L’Afrique du Sud, sans croissance et prisonnière du chômage
Le chômage n’a jamais été aussi élevé depuis 2003 en Afrique du Sud, frappant surtout la jeunesse noire, moins bien formée, alors que l’économie manque de dynamisme, d’électricité, sans compter cette année des problèmes de sécheresse, selon les derniers indicateurs officiels publiés mardi.
L’économie sud-africaine, la plus industrialisée du continent, a enregistré une croissance de seulement 1,3% du PIB au premier trimestre, selon l’agence nationale statistique Stats SA.
Loin de la performance attendue sur le reste du continent, de 4,5% à 5% en moyenne.
Sans être complètement désastreux, ce chiffre, qui doit beaucoup à la contraction de l’activité manufacturière (-2,4%) et aux mauvais résultats agricoles, a déçu une majorité d’analystes.
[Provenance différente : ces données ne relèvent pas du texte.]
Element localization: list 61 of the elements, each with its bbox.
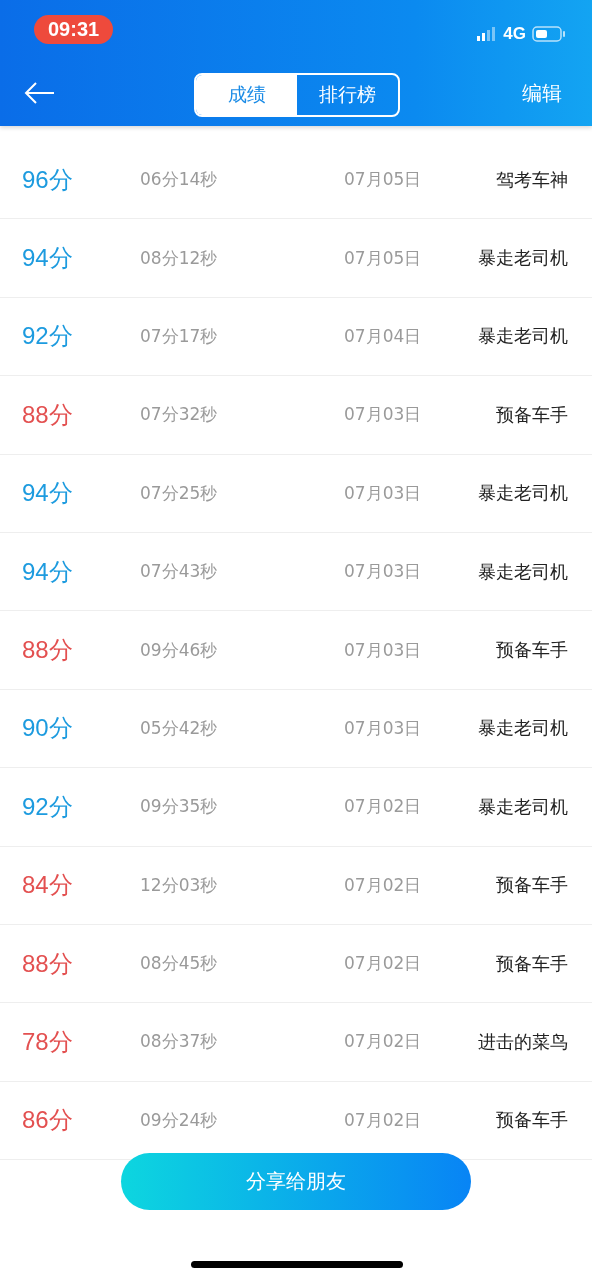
date-text: 07月02日 bbox=[343, 795, 423, 819]
segment-tab[interactable]: 排行榜 bbox=[297, 75, 398, 115]
date-text: 07月02日 bbox=[343, 1030, 423, 1054]
rank-title-text: 驾考车神 bbox=[495, 167, 568, 192]
duration-text: 07分25秒 bbox=[140, 481, 219, 505]
rank-title-text: 暴走老司机 bbox=[477, 246, 568, 271]
rank-title-text: 暴走老司机 bbox=[477, 794, 568, 819]
network-label: 4G bbox=[503, 24, 526, 44]
duration-text: 08分45秒 bbox=[140, 952, 219, 976]
segment-tab[interactable]: 成绩 bbox=[196, 75, 297, 115]
duration-text: 09分24秒 bbox=[140, 1108, 219, 1132]
duration-text: 07分43秒 bbox=[140, 560, 219, 584]
score-text: 92分 bbox=[22, 321, 74, 352]
score-text: 90分 bbox=[22, 713, 74, 744]
share-button[interactable]: 分享给朋友 bbox=[121, 1153, 471, 1210]
duration-text: 12分03秒 bbox=[140, 873, 219, 897]
rank-title-text: 预备车手 bbox=[495, 638, 568, 663]
signal-icon bbox=[477, 27, 498, 41]
score-text: 88分 bbox=[22, 948, 74, 979]
duration-text: 07分17秒 bbox=[140, 324, 219, 348]
duration-text: 08分37秒 bbox=[140, 1030, 219, 1054]
rank-title-text: 暴走老司机 bbox=[477, 559, 568, 584]
date-text: 07月03日 bbox=[343, 481, 423, 505]
date-text: 07月03日 bbox=[343, 716, 423, 740]
rank-title-text: 预备车手 bbox=[495, 951, 568, 976]
date-text: 07月04日 bbox=[343, 324, 423, 348]
score-text: 88分 bbox=[22, 399, 74, 430]
edit-link[interactable]: 编辑 bbox=[522, 79, 562, 107]
score-text: 78分 bbox=[22, 1027, 74, 1057]
score-text: 94分 bbox=[22, 556, 74, 587]
rank-title-text: 预备车手 bbox=[495, 402, 568, 427]
score-text: 94分 bbox=[22, 243, 74, 274]
rank-title-text: 暴走老司机 bbox=[477, 324, 568, 349]
duration-text: 05分42秒 bbox=[140, 716, 219, 740]
duration-text: 06分14秒 bbox=[140, 168, 219, 192]
date-text: 07月03日 bbox=[343, 638, 423, 662]
date-text: 07月02日 bbox=[343, 1108, 423, 1132]
date-text: 07月03日 bbox=[343, 560, 423, 584]
rank-title-text: 预备车手 bbox=[495, 873, 568, 898]
date-text: 07月02日 bbox=[343, 873, 423, 897]
duration-text: 07分32秒 bbox=[140, 403, 219, 427]
duration-text: 09分46秒 bbox=[140, 638, 219, 662]
date-text: 07月05日 bbox=[343, 246, 423, 270]
score-text: 86分 bbox=[22, 1105, 74, 1136]
rank-title-text: 暴走老司机 bbox=[477, 481, 568, 506]
status-time: 09:31 bbox=[34, 14, 114, 44]
score-text: 94分 bbox=[22, 478, 74, 509]
rank-title-text: 暴走老司机 bbox=[477, 716, 568, 741]
score-text: 96分 bbox=[22, 164, 74, 195]
rank-title-text: 进击的菜鸟 bbox=[477, 1030, 568, 1054]
back-arrow-icon[interactable] bbox=[24, 81, 56, 105]
score-text: 88分 bbox=[22, 635, 74, 666]
duration-text: 08分12秒 bbox=[140, 246, 219, 270]
score-text: 92分 bbox=[22, 791, 74, 822]
date-text: 07月02日 bbox=[343, 952, 423, 976]
rank-title-text: 预备车手 bbox=[495, 1108, 568, 1133]
duration-text: 09分35秒 bbox=[140, 795, 219, 819]
date-text: 07月03日 bbox=[343, 403, 423, 427]
battery-icon bbox=[532, 26, 566, 42]
score-text: 84分 bbox=[22, 870, 74, 901]
date-text: 07月05日 bbox=[343, 168, 423, 192]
Au quatrième trimestre 2014, le PIB sud-africain avait progressé de 4,1% par rapport au troisième trimestre.
L’activité minière, paralysée l’an dernier par une grande grève pour les salaires dans le platine, s’est redressée.
Mais l’industrie manufacturière a ralenti. « Il est un peu difficile de dire si c’est à cause de l’électricité ou de la faible demande », a commenté le statisticien général Pali Lehohla.
Depuis novembre, Eskom la compagnie publique électrique impose des délestages tournants, privant de courant de nombreuses entreprises ou foyers, pour assurer la maintenance en retard de ses centrales, vieillissantes et insuffisantes face à la demande.
Le taux de chômage, publié mardi également, a atteint 26,4% sur la même période — un record depuis 2003 –, ce qui n’est pas fait pour apaiser un climat social tendu par la pauvreté et les inégalités salariales plus de vingt ans après la fin du régime raciste d’apartheid.
« Ce pic est un phénomène nouveau », a observé M. Lehohla qui commentait ces chiffres pour la presse par liaison vidéo depuis Le Cap.
Un jeune sur deux au chômage
Un mois après les violences xénophobes, analysées par beaucoup comme le signe des frustrations accumulées par la population, la statistique officielle met en lumière la réalité quotidienne de huit millions de Sud-Africains: l’absence de travail.
Au premier trimestre, Stats SA a recensé 5,5 millions de chômeurs (+9,2% par rapport à début 2014). A cela, s’ajoutent 2,4 millions d’actifs « découragés » selon la terminologie statistique, c’est-à-dire qui ont renoncé à chercher un travail.
Parmi les 15-24 ans, ceux qui n’ont pas connu l’apartheid, la ségrégation économique et les écoles de seconde zone de l’époque, c’est un jeune sur deux qui est au chômage (50,3%).
Sur un an, la croissance sud-africaine ressort à 2,1%, et reste dans les clous des prévisions de la banque centrale pour 2015.
« Le tableau n’est pas sombre, mais préoccupant. La croissance a plus de chance de diminuer que l’inverse vu l’état critique d’Eskom », souligne Ryan Wibberley, analyste chez Investec.
Les analystes de Nedbank partagent cette vision, estimant que les coupures de courant, les cours déprimés des matières premières et la faiblesse de la demande mondiale ne permettent pas d’espérer un miracle, même si les ventes de détail reprennent des couleurs.
Pour couronner le tout, une bonne partie de l’Afrique australe connaît un grave épisode de sécheresse, perturbant les récoltes, notamment de maïs, produit de base de l’alimentation locale.
La semaine dernière, la banque centrale sud-africaine a révisé à la marge sa prévision de croissance pour cette année à 2,1% (contre 2,2% auparavant).
Les responsables monétaires ont cité comme risque principal pour le rythme de l’activité « les hausses de tarifs d’électricité, le taux de change et les accords salariaux », prévenant aussi que les taux d’intérêt allaient devoir augmenter.
L’Afrique du Sud aurait besoin de 5% à 7% de croissance pour résorber son chômage chronique.